Osteoarthritis (OA) holds the distinction of being the most widespread musculoskeletal disorder. Any disruptions in the integrity of the articular cartilage can result in joint malfunction, discomfort, and impaired physical functioning. Increasing evidence indicates the negative impacts of caffeine intake on hyaline cartilage.

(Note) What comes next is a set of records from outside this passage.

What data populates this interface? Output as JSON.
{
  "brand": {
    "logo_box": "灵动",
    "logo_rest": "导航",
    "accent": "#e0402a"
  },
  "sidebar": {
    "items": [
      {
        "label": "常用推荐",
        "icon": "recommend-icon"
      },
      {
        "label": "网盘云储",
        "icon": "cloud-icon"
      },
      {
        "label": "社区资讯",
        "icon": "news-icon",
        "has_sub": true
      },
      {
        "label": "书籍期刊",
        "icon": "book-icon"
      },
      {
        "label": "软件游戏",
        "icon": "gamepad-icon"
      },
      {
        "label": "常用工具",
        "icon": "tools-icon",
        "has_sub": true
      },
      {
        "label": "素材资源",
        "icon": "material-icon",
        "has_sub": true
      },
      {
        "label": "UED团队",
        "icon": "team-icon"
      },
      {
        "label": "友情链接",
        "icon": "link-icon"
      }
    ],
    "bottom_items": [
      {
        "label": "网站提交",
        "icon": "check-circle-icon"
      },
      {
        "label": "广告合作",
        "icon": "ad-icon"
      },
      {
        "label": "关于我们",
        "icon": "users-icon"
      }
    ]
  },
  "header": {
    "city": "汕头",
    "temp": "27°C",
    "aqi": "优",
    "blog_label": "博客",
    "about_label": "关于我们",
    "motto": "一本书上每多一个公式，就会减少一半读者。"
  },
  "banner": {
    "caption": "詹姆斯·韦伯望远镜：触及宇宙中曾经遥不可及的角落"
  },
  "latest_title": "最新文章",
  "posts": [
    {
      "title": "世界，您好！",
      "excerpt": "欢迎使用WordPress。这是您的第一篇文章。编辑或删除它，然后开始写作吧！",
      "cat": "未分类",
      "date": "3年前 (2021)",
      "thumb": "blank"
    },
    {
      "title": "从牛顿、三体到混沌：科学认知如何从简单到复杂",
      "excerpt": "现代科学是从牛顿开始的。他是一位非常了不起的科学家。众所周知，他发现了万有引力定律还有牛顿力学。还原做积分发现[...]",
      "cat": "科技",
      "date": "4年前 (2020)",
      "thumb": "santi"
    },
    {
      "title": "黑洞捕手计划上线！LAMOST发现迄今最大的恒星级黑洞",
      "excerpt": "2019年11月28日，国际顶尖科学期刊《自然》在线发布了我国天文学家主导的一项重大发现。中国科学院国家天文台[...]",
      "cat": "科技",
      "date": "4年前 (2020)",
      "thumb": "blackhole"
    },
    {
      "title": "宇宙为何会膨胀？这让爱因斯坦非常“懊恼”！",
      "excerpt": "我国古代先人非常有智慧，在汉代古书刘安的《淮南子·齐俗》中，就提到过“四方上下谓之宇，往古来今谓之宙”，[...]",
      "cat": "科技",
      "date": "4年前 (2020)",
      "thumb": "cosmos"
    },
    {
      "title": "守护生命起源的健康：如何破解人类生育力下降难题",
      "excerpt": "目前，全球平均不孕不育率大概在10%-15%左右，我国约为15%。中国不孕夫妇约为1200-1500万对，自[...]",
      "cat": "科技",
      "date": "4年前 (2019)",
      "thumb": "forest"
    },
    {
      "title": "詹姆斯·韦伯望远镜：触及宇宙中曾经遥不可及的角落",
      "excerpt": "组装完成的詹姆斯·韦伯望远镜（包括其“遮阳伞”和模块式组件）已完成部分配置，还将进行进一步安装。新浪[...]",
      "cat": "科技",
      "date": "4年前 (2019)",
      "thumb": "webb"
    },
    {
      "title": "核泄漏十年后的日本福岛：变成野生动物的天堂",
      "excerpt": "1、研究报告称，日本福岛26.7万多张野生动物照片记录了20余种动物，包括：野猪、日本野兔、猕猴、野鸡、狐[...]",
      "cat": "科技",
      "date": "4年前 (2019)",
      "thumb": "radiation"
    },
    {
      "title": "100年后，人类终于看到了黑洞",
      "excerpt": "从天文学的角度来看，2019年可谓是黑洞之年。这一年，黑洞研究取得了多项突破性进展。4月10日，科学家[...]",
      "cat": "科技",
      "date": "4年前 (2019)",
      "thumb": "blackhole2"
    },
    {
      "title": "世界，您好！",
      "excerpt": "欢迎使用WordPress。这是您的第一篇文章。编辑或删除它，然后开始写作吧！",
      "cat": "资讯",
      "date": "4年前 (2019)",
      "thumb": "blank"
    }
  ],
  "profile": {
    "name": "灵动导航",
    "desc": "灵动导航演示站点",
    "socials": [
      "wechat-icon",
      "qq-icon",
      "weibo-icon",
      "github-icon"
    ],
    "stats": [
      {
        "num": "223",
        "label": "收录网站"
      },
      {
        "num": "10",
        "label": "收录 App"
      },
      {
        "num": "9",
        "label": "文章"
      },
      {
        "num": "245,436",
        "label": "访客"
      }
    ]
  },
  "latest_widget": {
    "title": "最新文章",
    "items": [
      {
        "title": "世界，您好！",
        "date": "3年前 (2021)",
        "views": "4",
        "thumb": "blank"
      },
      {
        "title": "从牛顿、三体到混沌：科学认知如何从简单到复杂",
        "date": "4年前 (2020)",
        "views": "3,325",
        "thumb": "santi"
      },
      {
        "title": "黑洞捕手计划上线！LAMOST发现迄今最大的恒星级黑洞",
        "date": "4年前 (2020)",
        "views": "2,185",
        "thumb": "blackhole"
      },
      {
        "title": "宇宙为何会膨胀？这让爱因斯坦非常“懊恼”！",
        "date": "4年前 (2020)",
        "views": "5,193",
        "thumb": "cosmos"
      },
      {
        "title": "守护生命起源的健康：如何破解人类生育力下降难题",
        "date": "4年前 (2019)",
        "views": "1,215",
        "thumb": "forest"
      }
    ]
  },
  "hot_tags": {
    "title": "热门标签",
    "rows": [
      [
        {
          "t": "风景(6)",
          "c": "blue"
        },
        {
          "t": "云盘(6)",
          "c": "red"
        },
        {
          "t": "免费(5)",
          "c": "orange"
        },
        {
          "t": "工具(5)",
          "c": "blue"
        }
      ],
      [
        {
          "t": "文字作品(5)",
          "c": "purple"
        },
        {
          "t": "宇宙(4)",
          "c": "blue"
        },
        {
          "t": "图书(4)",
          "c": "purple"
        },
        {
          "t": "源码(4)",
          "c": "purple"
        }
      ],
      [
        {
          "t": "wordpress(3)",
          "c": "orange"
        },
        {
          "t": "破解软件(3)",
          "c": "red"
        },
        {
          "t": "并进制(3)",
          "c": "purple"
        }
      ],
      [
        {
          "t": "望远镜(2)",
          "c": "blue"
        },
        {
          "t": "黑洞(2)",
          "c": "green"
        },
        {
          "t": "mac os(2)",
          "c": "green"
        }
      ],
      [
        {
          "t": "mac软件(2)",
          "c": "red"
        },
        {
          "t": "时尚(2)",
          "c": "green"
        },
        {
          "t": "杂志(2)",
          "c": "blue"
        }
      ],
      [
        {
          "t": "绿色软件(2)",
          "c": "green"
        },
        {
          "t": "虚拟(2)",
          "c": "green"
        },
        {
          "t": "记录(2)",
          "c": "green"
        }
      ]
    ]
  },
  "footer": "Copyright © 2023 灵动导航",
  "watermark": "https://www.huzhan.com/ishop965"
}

The primary objective of this study was to delve deeper into understanding the potential link between the consumption of caffeine and the risk of developing OA.

Methods

In this study, we constructed logistic regression models to evaluate the correlation between caffeine consumption and the risk of osteoarthritis using data from the National Health and Nutrition Examination Survey. Following that, we utilized genome-wide association studies to conduct a Mendelian randomization (MR) analysis investigating the association between coffee consumption and the likelihood of developing knee OA. We employed various statistical methods, including inverse variance weighting (IVW), weighted median, weighted mode, simple mode, and MR-Egger regression, to ensure comprehensive analysis and robust conclusions. To evaluate heterogeneity and the potential impact of pleiotropy, we conducted several statistical tests, including Cochran's Q test, MR-Egger intercept test, MR Pleiotropy RESidual Sum and Outlier test (MR-PRESSO), and MR Steiger test.

Results

The weighted multivariate logistic regression analysis showed that the relationship between high caffeine intake (95–206 and ≥206 mg/day) and OA prevalence remained significantly high even after adjusting for covariates using the lowest caffeine intake (< 11 mg/day) as reference: Model 1—OR (95% Cl) = 1.365 (1.18–1.58) and 1.59 (1.38–1.83); Model 2—OR (95% Cl) = 1.21 (1.04–1.42) and 1.44 (1.23–1.68); and Model 3—OR (95% Cl) = 1.19 (1.01–1.40) and 1.30 (1.10–1.52), respectively (p < 0.05). The findings from the fixed effects inverse variance weighted (IVW) analysis revealed a statistically significant link between coffee intake and the likelihood of developing knee osteoarthritis: OR = 1.94; 95% confidence interval (Cl) =1.471–2.517; (p < 0.001). Consistent findings were obtained across various other methods, including MR-Egger regression, weighted median, weighted mode, and simple mode analyses.

Conclusion

Our study showed a positive correlation between OA prevalence and high caffeine intake (≥95 mg/day).